This is a repository that holds original data and code used in the paper for replication, verification and further study purposes.
dev-code/
and dev-code-original/
- Developer's code used to train the models (dev-code contains code with "original code" removed)
Halstead-Complexity-Measures/
- A Java program developed by Ahmed A. Metwally that extracts halstead metrics from a piece of Java code. Modified to export values to a CSV file instead of printing to standard output.
novice_usernames.txt
and expert_usernames.txt
- Text files containing a list of novice and expert usernames, to label the code in dev-code/
and dev-code-original/
.
features_extractor.py
- Extracts all features (except halstead metrics, which have to be obtained through the separate program mentioned above).
trainer.py
- Trains all models using the features and labels provided.
main.py
- The main entry point of this replication package, providing a command line interface for the user to select experiments to run.
halstead_values.csv
- The file holding the Halstead metrics values, generated by the above entioned program.
This paper uses an external Java program developed by Ahmed A. Metwally to extract Halstead metrics. The program was modified to export the Halstead volume, difficulty and effort values of all code files in a directory to a CSV file instead of printing to standard output.

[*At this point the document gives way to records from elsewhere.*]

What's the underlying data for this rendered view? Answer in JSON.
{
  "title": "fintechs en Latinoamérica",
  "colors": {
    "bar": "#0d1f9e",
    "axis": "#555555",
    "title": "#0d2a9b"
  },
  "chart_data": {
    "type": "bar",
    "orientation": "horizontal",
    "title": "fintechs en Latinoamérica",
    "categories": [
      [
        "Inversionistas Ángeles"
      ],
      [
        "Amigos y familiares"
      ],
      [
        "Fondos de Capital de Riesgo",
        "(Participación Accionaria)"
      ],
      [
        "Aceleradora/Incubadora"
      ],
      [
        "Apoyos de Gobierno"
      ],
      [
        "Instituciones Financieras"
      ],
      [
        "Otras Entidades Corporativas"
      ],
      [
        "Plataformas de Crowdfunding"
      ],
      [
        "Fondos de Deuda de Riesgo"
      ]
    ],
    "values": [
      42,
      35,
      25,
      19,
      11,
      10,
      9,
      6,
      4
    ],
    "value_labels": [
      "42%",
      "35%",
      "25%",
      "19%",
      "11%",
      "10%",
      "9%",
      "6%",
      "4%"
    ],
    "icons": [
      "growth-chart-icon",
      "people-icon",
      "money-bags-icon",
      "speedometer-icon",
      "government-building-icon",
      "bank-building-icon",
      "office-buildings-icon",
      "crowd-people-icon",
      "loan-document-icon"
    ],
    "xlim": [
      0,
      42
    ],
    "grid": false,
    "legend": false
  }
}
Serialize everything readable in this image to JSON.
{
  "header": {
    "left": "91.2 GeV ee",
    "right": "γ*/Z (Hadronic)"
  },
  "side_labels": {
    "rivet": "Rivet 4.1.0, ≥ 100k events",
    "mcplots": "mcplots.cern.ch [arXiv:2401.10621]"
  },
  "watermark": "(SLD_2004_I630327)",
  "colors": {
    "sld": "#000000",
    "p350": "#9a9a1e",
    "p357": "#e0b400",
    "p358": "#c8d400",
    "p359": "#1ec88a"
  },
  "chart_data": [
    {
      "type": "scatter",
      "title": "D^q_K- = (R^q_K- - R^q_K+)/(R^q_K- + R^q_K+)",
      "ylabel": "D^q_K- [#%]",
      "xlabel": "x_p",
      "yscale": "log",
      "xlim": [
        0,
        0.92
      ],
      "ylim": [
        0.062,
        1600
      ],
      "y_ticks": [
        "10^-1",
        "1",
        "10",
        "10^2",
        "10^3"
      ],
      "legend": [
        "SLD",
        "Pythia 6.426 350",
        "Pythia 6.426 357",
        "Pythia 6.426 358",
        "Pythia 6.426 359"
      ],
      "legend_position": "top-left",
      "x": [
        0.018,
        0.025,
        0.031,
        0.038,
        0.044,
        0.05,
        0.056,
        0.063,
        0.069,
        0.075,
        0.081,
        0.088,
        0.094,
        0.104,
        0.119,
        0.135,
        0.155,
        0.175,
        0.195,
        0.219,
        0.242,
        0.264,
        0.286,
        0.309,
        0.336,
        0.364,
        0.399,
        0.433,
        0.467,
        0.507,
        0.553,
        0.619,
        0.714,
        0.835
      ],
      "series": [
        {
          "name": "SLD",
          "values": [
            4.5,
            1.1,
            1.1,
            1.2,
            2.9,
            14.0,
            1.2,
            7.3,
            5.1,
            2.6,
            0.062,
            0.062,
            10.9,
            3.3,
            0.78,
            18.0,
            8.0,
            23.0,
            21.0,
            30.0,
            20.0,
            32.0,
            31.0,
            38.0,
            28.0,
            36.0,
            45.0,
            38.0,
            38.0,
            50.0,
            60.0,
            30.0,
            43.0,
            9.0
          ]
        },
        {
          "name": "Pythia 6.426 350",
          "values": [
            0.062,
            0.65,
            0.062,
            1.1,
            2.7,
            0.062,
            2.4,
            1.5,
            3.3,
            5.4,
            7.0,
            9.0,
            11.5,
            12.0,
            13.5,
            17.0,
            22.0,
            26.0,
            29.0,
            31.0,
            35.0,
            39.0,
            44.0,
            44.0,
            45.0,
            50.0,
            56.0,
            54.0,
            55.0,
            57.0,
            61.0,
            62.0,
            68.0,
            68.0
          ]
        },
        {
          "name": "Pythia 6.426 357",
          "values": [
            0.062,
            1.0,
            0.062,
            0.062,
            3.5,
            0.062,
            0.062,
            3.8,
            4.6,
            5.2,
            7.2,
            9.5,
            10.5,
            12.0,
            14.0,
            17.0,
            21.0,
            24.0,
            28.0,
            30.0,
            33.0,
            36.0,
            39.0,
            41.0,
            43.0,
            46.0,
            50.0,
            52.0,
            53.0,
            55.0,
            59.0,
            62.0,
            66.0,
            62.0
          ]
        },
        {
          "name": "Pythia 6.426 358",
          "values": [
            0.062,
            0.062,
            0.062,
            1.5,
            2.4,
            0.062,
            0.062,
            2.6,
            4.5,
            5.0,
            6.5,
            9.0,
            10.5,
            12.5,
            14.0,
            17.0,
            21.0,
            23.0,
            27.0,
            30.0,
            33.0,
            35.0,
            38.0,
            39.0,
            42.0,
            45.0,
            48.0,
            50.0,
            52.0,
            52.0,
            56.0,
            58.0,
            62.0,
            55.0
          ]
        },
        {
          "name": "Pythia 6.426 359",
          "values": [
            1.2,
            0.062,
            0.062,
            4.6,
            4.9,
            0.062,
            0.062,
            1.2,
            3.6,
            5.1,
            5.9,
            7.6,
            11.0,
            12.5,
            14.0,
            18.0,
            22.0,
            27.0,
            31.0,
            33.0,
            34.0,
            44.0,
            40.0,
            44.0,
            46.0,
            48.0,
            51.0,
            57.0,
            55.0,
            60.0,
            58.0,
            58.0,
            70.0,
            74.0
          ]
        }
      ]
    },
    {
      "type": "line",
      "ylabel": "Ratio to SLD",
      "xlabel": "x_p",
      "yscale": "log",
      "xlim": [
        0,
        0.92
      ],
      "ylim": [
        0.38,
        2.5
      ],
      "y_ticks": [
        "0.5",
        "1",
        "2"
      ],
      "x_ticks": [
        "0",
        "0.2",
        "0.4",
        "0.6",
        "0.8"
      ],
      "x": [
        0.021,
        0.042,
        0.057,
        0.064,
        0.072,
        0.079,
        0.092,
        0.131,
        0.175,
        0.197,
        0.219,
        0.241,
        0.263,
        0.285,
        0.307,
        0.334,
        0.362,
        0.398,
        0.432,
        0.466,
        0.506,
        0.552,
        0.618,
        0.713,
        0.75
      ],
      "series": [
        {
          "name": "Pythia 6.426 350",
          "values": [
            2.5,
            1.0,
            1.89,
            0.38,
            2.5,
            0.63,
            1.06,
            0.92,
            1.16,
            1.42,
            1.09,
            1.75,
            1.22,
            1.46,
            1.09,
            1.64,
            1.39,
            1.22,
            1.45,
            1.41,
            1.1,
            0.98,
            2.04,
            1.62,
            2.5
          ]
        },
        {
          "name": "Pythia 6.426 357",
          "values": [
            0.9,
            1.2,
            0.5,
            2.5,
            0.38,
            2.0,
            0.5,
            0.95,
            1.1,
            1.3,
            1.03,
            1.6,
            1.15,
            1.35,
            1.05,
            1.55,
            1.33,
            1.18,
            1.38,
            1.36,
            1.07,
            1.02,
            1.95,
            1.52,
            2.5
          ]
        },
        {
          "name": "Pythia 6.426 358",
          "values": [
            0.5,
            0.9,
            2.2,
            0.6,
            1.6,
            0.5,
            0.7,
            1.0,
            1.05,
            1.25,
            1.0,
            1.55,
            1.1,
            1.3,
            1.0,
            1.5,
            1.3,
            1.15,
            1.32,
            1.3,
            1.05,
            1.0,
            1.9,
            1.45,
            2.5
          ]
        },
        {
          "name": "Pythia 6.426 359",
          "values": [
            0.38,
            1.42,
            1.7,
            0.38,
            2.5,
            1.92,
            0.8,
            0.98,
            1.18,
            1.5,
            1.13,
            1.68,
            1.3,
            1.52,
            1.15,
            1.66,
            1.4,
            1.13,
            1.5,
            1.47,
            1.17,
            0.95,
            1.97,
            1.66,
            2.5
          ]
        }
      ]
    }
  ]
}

The trainer reads the file generated above (halstead_metrics.csv
) to obtain Halstead metrics.
To execute the modified program:
cd Halstead-Complexity-Measures
gradle build
gradle execute -Parg1="<path_to_this_package>/dev-code" -Parg2="<path_to_this_package>/dev-code-original"
- Generate the Halstead metrics file, if needed, by following the above instructions
- Install dependencies through pip
python3 main.py
- Follow on-screen prompts to replicate experiments.